The limit of Gödel's first incompleteness theorem

Note date and time change: Fri 4pm

In this talk, we discuss the limit of the first incompleteness theorem (G1). It is well known G1 can be extended to both extensions and weak sub-systems of PA. We examine the question: are there minimal theories for which G1 holds. The answer of this question depends on how we define the notion of minimality. We discuss different answers of this question based on varied notions of minimality.

The notion of interpretation provides us a general method to compare different theories in distinct languages. We examine the question: are there minimal theories for which G1 holds with respect to interpretability. It is known that G1 holds for essentially undecidable theories, and there are no minimal essentially undecidable theories with respect to interpretability. G1 holds for effectively inseparable (EI) theories and the notion of effective inseparability is much stronger than essential undecidability. A natural question is: are there minimal EI theories with respect to interpretability?

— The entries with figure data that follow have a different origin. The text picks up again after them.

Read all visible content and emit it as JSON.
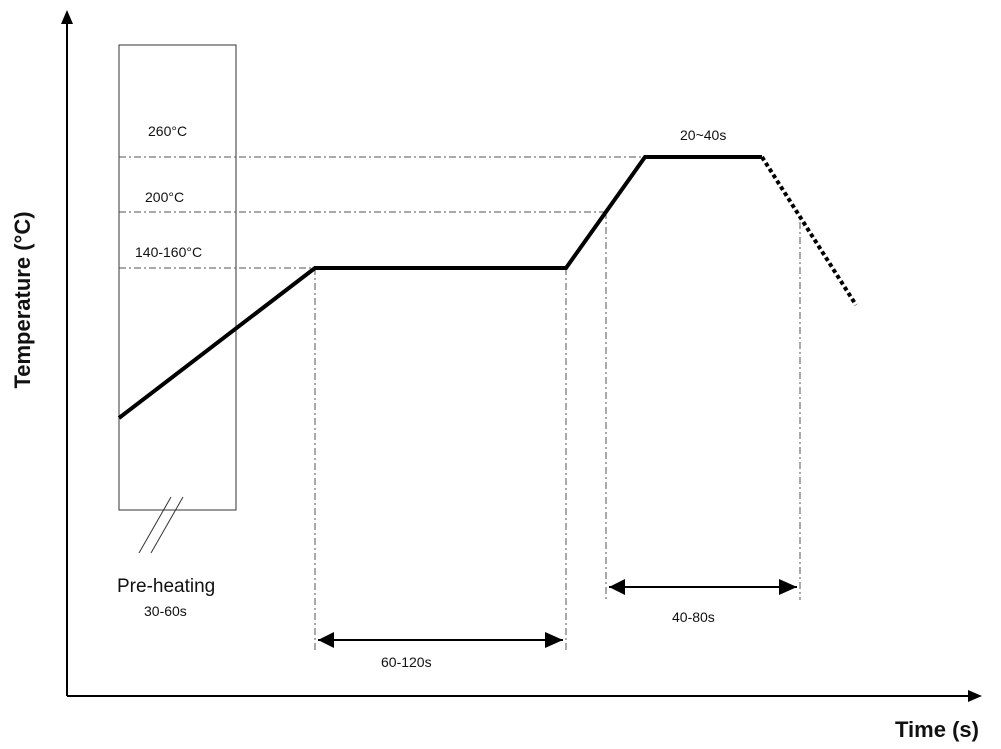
{
  "axes": {
    "y_label": "Temperature (°C)",
    "x_label": "Time (s)"
  },
  "levels": {
    "peak": "260°C",
    "reflow": "200°C",
    "soak": "140-160°C"
  },
  "durations": {
    "peak_hold": "20~40s",
    "above_reflow": "40-80s",
    "soak": "60-120s",
    "preheat_time": "30-60s"
  },
  "zones": {
    "preheat_label": "Pre-heating"
  },
  "colors": {
    "line": "#000000",
    "guide": "#555555"
  }
}
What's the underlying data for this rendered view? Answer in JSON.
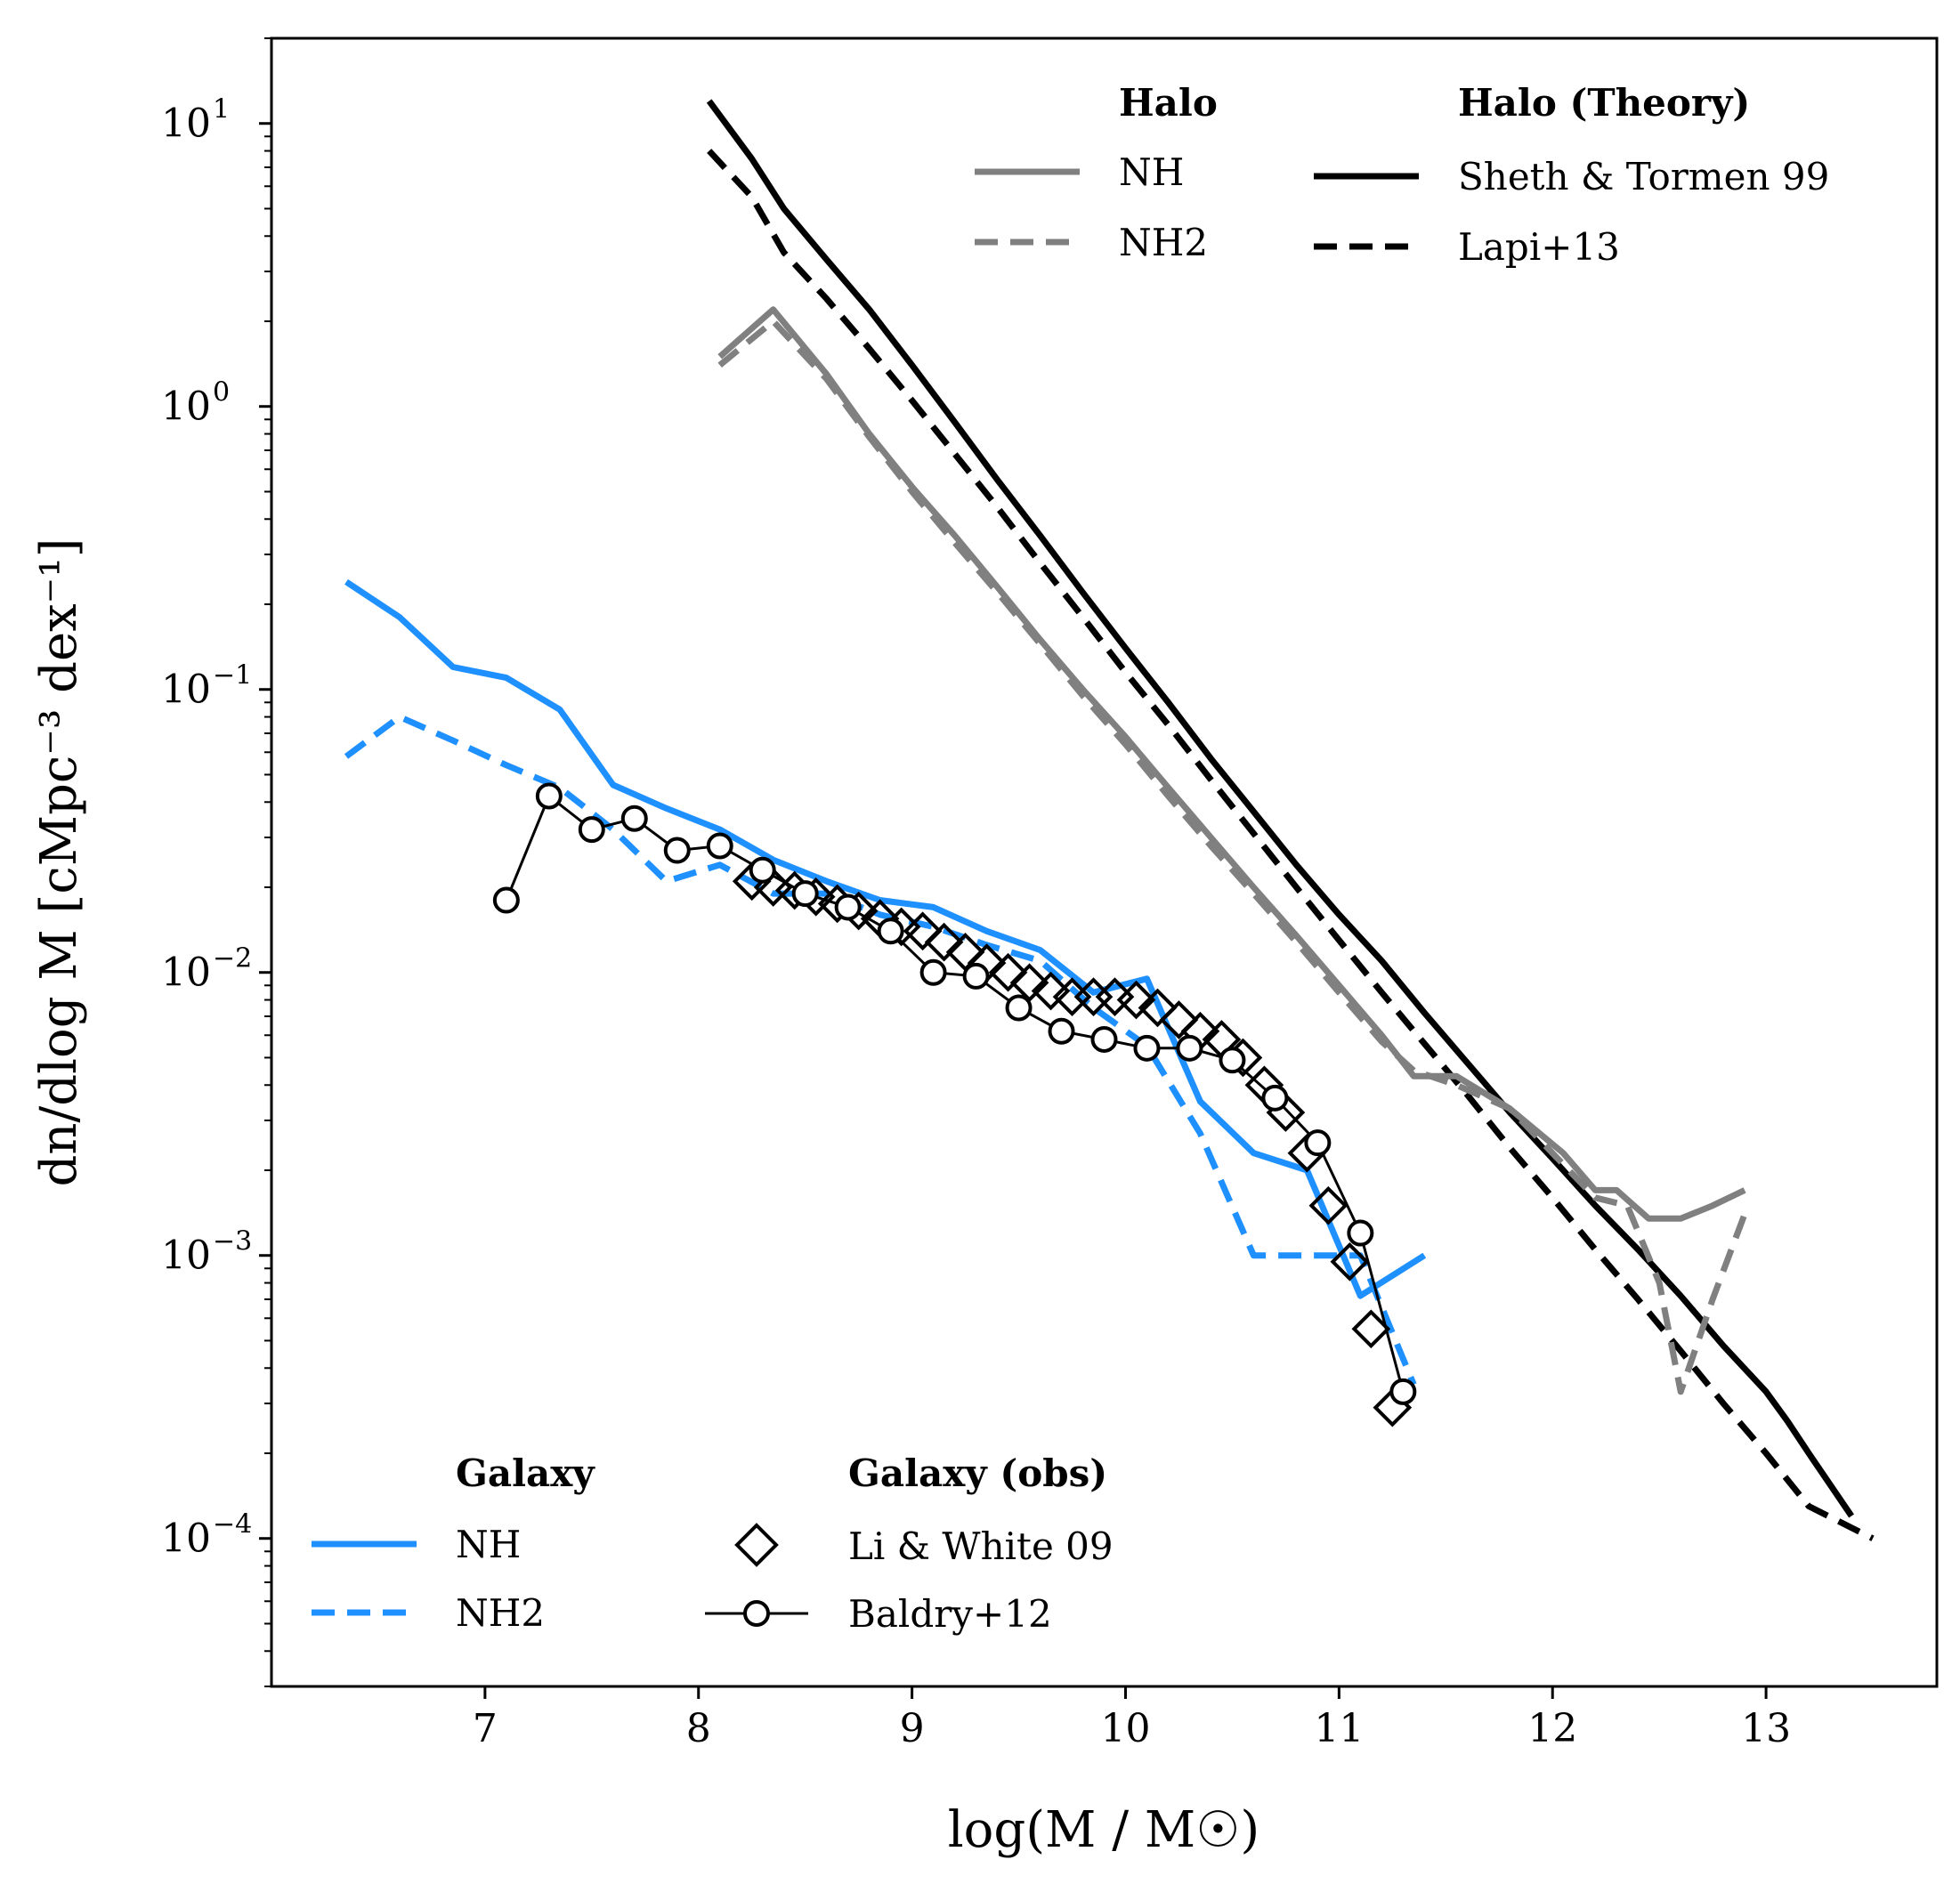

We negatively answer this question and prove that there are no minimal effectively inseparable theories with respect to interpretability: for any EI theory T, we can effectively find a theory which is EI and strictly weaker than T with respect to interpretability. Moreover, we prove that there are no minimal finitely axiomatizable EI theories with respect to interpretability.

Finally, we give a summary of the similarities and differences between logical incompleteness and mathematical incompleteness based on technical evidences and philosophical reflections.